O Hospital Regional de Santa Maria completa 18 anos nesta quinta-feira (30), consolidando uma trajetória construída na rotina intensa da saúde pública. Mais do que a passagem do tempo, a data evidencia um hospital que precisou se reinventar em diferentes momentos, sempre com o protagonismo de quem atua diretamente no atendimento à população.
Ao longo dos anos, a unidade passou por mudanças estruturais e administrativas que impactaram o funcionamento e exigiram rápida adaptação das equipes. Um dos marcos mais recentes foi a gestão assumida pelo Instituto de Gestão Estratégica de Saúde do Distrito Federal, em 2019, período que trouxe novos fluxos e reorganização dos serviços.
Para profissionais que vivenciaram essa transição, o cenário inicial foi de desafios operacionais e necessidade de respostas imediatas. A enfermeira Kelcilene Gomes da Silva, que ingressou nesse contexto, lembra que o trabalho exigia lidar com alta complexidade, mesmo diante de limitações estruturais. “Era uma rotina intensa, que exigia adaptação constante e muita união da equipe”, afirma.
Com o passar do tempo, melhorias na estrutura e nos processos passaram a refletir diretamente na assistência. A reorganização de setores e a modernização de espaços contribuíram para qualificar o atendimento e dar mais suporte às equipes.

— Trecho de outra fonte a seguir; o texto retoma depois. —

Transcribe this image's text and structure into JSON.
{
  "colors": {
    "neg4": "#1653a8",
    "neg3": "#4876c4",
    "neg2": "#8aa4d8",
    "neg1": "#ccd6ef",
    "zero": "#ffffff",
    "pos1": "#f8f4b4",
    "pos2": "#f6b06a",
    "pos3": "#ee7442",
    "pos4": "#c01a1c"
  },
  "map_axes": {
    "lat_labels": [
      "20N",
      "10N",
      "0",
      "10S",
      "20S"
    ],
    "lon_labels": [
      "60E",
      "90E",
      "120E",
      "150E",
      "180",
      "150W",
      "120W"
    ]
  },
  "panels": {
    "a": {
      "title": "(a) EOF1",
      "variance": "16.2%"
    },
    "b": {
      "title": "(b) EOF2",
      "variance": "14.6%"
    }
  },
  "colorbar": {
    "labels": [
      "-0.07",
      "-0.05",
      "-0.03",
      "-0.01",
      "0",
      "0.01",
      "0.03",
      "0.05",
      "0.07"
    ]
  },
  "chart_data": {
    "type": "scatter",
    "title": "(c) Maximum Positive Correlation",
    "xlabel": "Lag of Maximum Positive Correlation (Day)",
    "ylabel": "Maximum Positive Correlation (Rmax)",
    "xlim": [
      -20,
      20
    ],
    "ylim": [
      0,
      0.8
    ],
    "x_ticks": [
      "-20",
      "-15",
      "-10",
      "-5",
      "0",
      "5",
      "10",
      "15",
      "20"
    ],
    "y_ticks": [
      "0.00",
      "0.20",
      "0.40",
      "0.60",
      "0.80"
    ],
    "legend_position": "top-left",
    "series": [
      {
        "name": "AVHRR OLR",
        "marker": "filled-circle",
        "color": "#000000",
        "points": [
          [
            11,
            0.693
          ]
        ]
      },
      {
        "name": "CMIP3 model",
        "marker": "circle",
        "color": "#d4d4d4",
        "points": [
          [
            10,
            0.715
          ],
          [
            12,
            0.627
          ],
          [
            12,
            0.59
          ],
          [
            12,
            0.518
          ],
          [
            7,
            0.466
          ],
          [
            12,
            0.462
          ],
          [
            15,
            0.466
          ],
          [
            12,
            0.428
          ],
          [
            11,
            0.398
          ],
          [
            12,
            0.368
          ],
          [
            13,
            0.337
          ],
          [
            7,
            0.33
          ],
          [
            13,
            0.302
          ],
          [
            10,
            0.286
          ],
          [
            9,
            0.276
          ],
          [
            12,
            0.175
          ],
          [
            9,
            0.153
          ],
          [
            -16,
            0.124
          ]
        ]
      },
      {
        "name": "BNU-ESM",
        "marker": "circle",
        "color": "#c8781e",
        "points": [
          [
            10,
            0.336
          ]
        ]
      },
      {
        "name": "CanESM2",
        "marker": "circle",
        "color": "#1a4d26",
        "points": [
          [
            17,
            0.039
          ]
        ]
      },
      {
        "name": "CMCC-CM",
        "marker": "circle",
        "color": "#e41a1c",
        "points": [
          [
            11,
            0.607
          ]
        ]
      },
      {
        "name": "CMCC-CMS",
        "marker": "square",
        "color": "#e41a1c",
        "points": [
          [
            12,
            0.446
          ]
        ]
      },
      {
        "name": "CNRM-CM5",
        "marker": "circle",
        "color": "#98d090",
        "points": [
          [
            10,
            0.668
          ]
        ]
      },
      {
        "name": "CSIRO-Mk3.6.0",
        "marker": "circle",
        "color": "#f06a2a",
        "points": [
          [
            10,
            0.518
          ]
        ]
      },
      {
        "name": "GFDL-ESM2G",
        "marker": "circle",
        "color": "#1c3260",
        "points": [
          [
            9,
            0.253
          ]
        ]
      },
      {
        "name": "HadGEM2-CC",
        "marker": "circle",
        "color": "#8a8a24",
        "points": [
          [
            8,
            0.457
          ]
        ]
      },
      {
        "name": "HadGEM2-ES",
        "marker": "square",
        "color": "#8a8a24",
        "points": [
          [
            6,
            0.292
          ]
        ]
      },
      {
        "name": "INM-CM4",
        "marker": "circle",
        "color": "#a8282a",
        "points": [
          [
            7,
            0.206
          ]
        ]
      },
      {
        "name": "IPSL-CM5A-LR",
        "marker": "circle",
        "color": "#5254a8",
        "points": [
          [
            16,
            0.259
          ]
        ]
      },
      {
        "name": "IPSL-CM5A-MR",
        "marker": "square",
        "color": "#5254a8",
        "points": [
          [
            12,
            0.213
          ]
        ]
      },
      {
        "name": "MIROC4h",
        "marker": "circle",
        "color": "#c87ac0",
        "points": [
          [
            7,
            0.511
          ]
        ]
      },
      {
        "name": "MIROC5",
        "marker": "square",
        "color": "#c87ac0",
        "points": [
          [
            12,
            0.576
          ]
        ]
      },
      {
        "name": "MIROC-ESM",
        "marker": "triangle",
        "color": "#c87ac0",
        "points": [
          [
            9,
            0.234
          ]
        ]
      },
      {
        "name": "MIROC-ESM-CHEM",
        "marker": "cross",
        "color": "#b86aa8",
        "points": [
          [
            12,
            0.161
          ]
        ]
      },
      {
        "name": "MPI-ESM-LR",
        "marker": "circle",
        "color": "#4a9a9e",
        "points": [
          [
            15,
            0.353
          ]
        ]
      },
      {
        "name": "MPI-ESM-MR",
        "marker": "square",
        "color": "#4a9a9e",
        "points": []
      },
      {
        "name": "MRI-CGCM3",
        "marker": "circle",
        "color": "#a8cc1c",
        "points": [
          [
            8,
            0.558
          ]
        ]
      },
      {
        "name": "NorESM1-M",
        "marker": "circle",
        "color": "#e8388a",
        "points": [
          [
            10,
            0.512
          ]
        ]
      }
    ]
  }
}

A pandemia de Covid-19, no entanto, representou o momento mais crítico da história recente do hospital. A pressão sobre os serviços e o desconhecimento inicial sobre a doença colocaram à prova a capacidade de resposta da unidade. “Foi um período desafiador, que exigiu muito emocionalmente de todos. Ao mesmo tempo, reforçou o quanto o trabalho em equipe é essencial”, destaca a profissional, atualmente na maternidade.
Além de lidar com situações de alta complexidade, o HRSM também se firmou como espaço de desenvolvimento profissional. A chegada constante de novos colaboradores mantém o ambiente em renovação e fortalece a troca de experiências entre diferentes gerações.
A fisioterapeuta Jéssica Orlando de Oliveira, que atua há cerca de um ano na unidade, ressalta o impacto direto do trabalho na vida dos pacientes. “O serviço público mostra, na prática, o quanto o cuidado faz diferença. Isso transforma a forma como a gente enxerga a profissão”, diz.
Recém-integrada à equipe, a fisioterapeuta Karoline Beatriz Souza Tavares destaca o acolhimento como fator determinante para a adaptação. “Existe uma organização importante, mas o apoio das pessoas é o que realmente facilita o dia a dia”, afirma.
No início da vida profissional, a experiência dentro do hospital também influencia escolhas futuras. Aos 19 anos, a menor aprendiz Letícia Bonfim Nepunuceno afirma que a vivência prática foi decisiva para optar pela enfermagem. “Aprender dentro do hospital muda completamente a visão que a gente tem da área”, relata.
Ao atingir a maioridade, o HRSM reúne histórias que refletem não apenas os desafios da saúde pública, mas também a capacidade de evolução contínua. Entre mudanças, aprendizados e renovação constante das equipes, o hospital segue em transformação, sustentado pelo trabalho diário de seus profissionais.